Recently, I told a distant relative about the career change I’d made, the book I just released, and a few other things I’ve been up to. “I would have been too scared to do all that,” she said. “You must be a pretty courageous person.”
This conversation got me thinking: am I courageous? If being courageous means not feeling afraid, I saw, the answer is clearly no. I definitely recall feeling afraid before changing my career, putting out my book, and doing lots of other stuff.
If I’m not particularly courageous, how was I able to do these things? After thinking about it a bit, I realized it was because I’ve developed the ability to choose how I’ll act when faced with intense sensations. This is one of the most valuable gifts my mindfulness practices have given me.
Learning To Let Go
For many years, when faced with that chill in my solar plexus I call fear, I didn’t really have a choice about how to react. Automatically, without thinking, I’d withdraw from what I saw as the source of the fear. If the prospect of changing my career, or something else, sounded scary, I’d instinctively avoid it. This habit was so deeply ingrained that I didn’t even know other ways of responding to fear were possible.
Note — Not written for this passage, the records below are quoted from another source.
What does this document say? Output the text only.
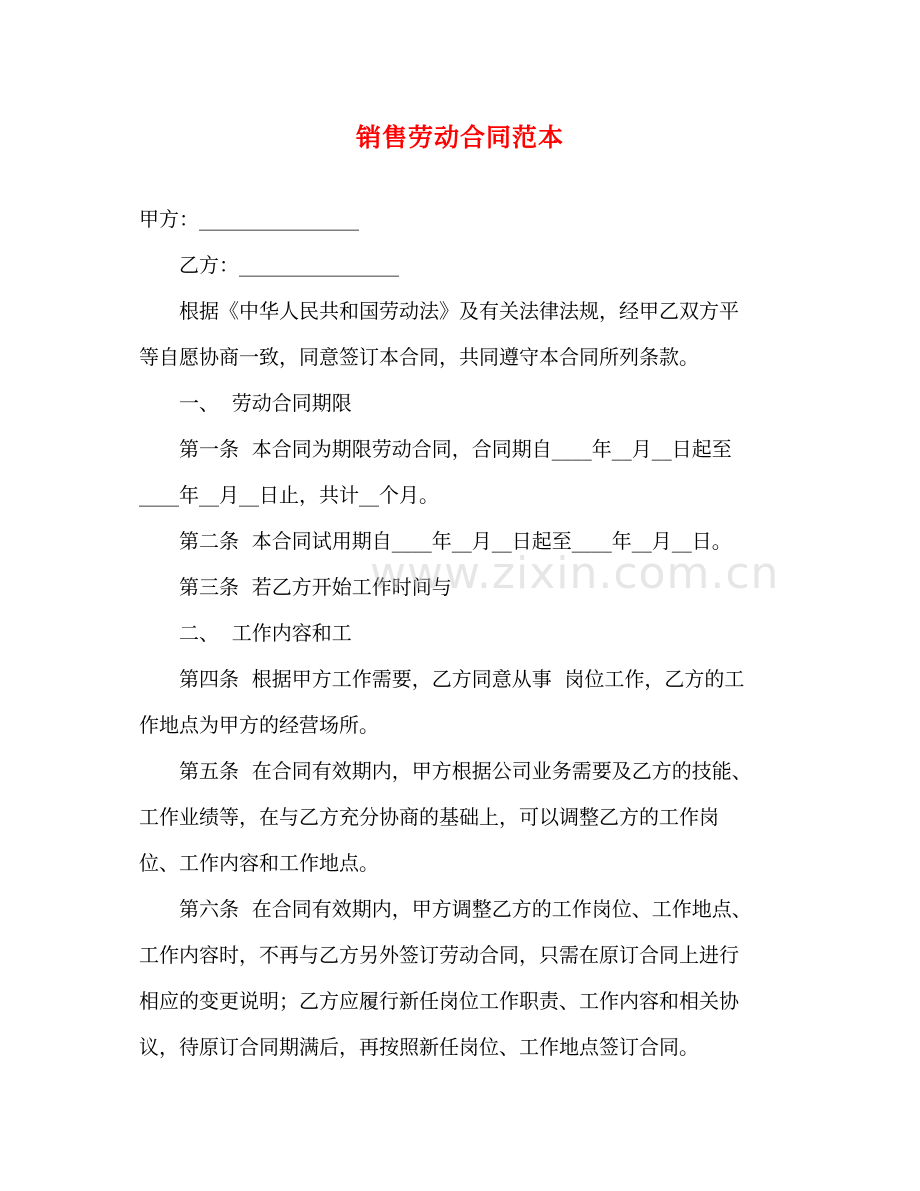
销售劳动合同范本

甲方：________________

乙方：________________

根据《中华人民共和国劳动法》及有关法律法规，经甲乙双方平

等自愿协商一致，同意签订本合同，共同遵守本合同所列条款。

一、  劳动合同期限

第一条  本合同为期限劳动合同，合同期自____年__月__日起至

____年__月__日止，共计__个月。

第二条  本合同试用期自____年__月__日起至____年__月__日。

第三条  若乙方开始工作时间与

二、  工作内容和工

第四条  根据甲方工作需要，乙方同意从事  岗位工作，乙方的工

作地点为甲方的经营场所。

第五条  在合同有效期内，甲方根据公司业务需要及乙方的技能、

工作业绩等，在与乙方充分协商的基础上，可以调整乙方的工作岗

位、工作内容和工作地点。

第六条  在合同有效期内，甲方调整乙方的工作岗位、工作地点、

工作内容时，不再与乙方另外签订劳动合同，只需在原订合同上进行

相应的变更说明；乙方应履行新任岗位工作职责、工作内容和相关协

议，待原订合同期满后，再按照新任岗位、工作地点签订合同。

www.zixin.com.cn
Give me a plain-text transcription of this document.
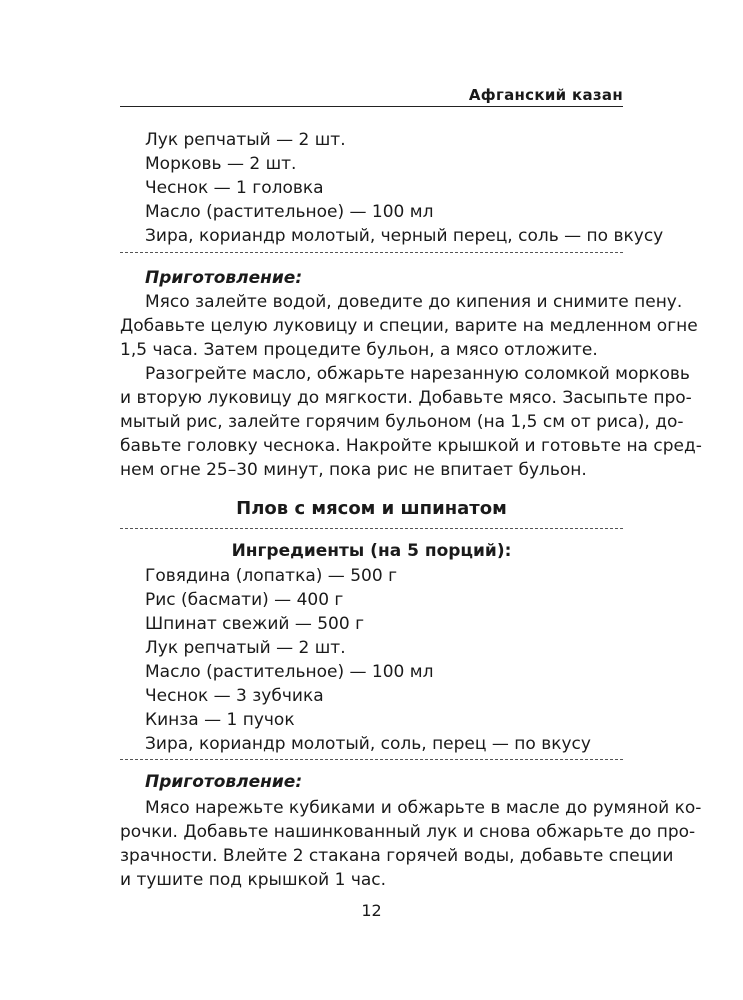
Афганский казан
Лук репчатый — 2 шт.
Морковь — 2 шт.
Чеснок — 1 головка
Масло (растительное) — 100 мл
Зира, кориандр молотый, черный перец, соль — по вкусу
Приготовление:
Мясо залейте водой, доведите до кипения и снимите пену.
Добавьте целую луковицу и специи, варите на медленном огне
1,5 часа. Затем процедите бульон, а мясо отложите.
Разогрейте масло, обжарьте нарезанную соломкой морковь
и вторую луковицу до мягкости. Добавьте мясо. Засыпьте про-
мытый рис, залейте горячим бульоном (на 1,5 см от риса), до-
бавьте головку чеснока. Накройте крышкой и готовьте на сред-
нем огне 25–30 минут, пока рис не впитает бульон.
Плов с мясом и шпинатом
Ингредиенты (на 5 порций):
Говядина (лопатка) — 500 г
Рис (басмати) — 400 г
Шпинат свежий — 500 г
Лук репчатый — 2 шт.
Масло (растительное) — 100 мл
Чеснок — 3 зубчика
Кинза — 1 пучок
Зира, кориандр молотый, соль, перец — по вкусу
Приготовление:
Мясо нарежьте кубиками и обжарьте в масле до румяной ко-
рочки. Добавьте нашинкованный лук и снова обжарьте до про-
зрачности. Влейте 2 стакана горячей воды, добавьте специи
и тушите под крышкой 1 час.
12
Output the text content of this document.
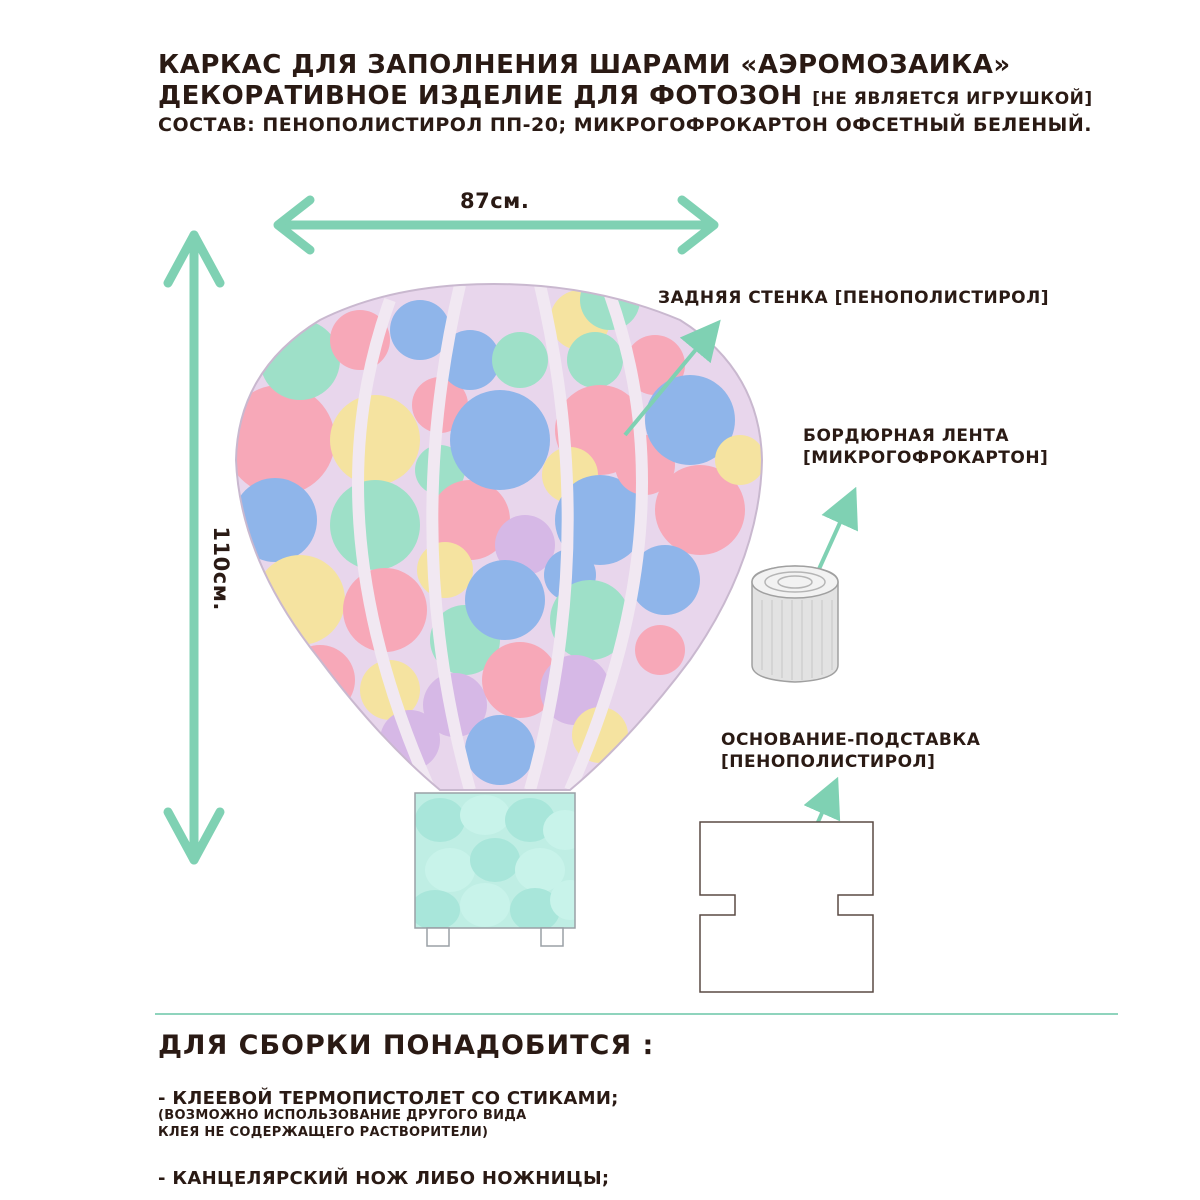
КАРКАС ДЛЯ ЗАПОЛНЕНИЯ ШАРАМИ «АЭРОМОЗАИКА»
ДЕКОРАТИВНОЕ ИЗДЕЛИЕ ДЛЯ ФОТОЗОН [НЕ ЯВЛЯЕТСЯ ИГРУШКОЙ]
СОСТАВ: ПЕНОПОЛИСТИРОЛ ПП-20; МИКРОГОФРОКАРТОН ОФСЕТНЫЙ БЕЛЕНЫЙ.
87см.
110см.
ЗАДНЯЯ СТЕНКА [ПЕНОПОЛИСТИРОЛ]
БОРДЮРНАЯ ЛЕНТА
[МИКРОГОФРОКАРТОН]
ОСНОВАНИЕ-ПОДСТАВКА
[ПЕНОПОЛИСТИРОЛ]
ДЛЯ СБОРКИ ПОНАДОБИТСЯ :
- КЛЕЕВОЙ ТЕРМОПИСТОЛЕТ СО СТИКАМИ;
(ВОЗМОЖНО ИСПОЛЬЗОВАНИЕ ДРУГОГО ВИДА
КЛЕЯ НЕ СОДЕРЖАЩЕГО РАСТВОРИТЕЛИ)
- КАНЦЕЛЯРСКИЙ НОЖ ЛИБО НОЖНИЦЫ;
One important thing I learned to do in meditation was to let my thoughts and feelings pass away, without resisting them. If I felt anxious during meditation, I learned to simply allow the anxiety to flow through me and dissipate, rather than trying to distract myself from it or convince myself I shouldn’t be scared.
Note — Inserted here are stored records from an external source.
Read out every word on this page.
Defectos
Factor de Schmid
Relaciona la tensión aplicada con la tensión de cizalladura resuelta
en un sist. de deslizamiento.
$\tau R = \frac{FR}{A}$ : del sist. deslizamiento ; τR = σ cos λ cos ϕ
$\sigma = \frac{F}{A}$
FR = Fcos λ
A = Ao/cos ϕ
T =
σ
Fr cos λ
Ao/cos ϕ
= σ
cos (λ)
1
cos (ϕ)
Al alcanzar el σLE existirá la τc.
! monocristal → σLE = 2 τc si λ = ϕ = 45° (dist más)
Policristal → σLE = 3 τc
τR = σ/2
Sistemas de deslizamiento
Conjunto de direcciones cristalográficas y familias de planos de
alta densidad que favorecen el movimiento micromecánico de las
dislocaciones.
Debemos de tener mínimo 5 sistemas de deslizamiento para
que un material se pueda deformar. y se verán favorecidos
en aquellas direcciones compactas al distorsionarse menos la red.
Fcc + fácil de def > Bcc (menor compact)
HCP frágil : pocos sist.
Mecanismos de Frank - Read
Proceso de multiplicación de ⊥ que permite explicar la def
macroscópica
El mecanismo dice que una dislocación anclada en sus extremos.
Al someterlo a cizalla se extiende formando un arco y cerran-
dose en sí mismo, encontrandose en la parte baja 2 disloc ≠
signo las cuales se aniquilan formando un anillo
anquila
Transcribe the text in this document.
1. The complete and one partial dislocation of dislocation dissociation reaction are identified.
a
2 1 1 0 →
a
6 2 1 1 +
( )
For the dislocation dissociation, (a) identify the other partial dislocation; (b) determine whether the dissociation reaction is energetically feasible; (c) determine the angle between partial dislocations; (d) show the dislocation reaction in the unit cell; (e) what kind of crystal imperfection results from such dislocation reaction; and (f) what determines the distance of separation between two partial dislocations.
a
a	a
What I gradually recognized was that I could bring the same approach into my day-to-day life. I came to see that, when I experienced fear, I didn’t have to revert to my old habit of resisting by running away. There was another option: I could simply allow the fear to pass away on its own, and then go do what I wanted.
As you can probably see, this way of relating to fear is different from a lot of approaches out there. It’s not about “crushing” or “killing” your fear, convincing yourself you shouldn’t feel afraid, or imitating the behaviors of confident people. All of these are forms of resistance, which in the end only holds the fear in place.
Taking Ourselves Off Auto-Pilot
Of course, dropping our resistance to fear is easier said than done. Our habitual ways of reacting to fear, and other thoughts and sensations, have often been with us a long time — so long that we’ve forgotten we can relate to our fear differently. This is why, I think, it’s important to develop a practice of watching the ways we react to the thoughts and emotions we experience.
When we watch ourselves carefully, we start to notice our habitual, automatic ways of reacting to how we feel. We may realize, for instance, that we always seem to yell at someone when we’re feeling angry. Or perhaps, like I used to do, we habitually withdraw whenever we’re starting to feel afraid.
And when we become aware of our unconscious habits, we also start to get conscious of our power to choose how we respond to the situations we face. Maybe, we start to realize, we don’t always have to blame someone else whenever anger arises. Perhaps we don’t always have to back away whenever fear comes up.
In a nutshell, I don’t see fear as something we need to overcome, but as something it’s best to allow. When we learn to do this, I think, our sense of freedom and control over our lives greatly expands.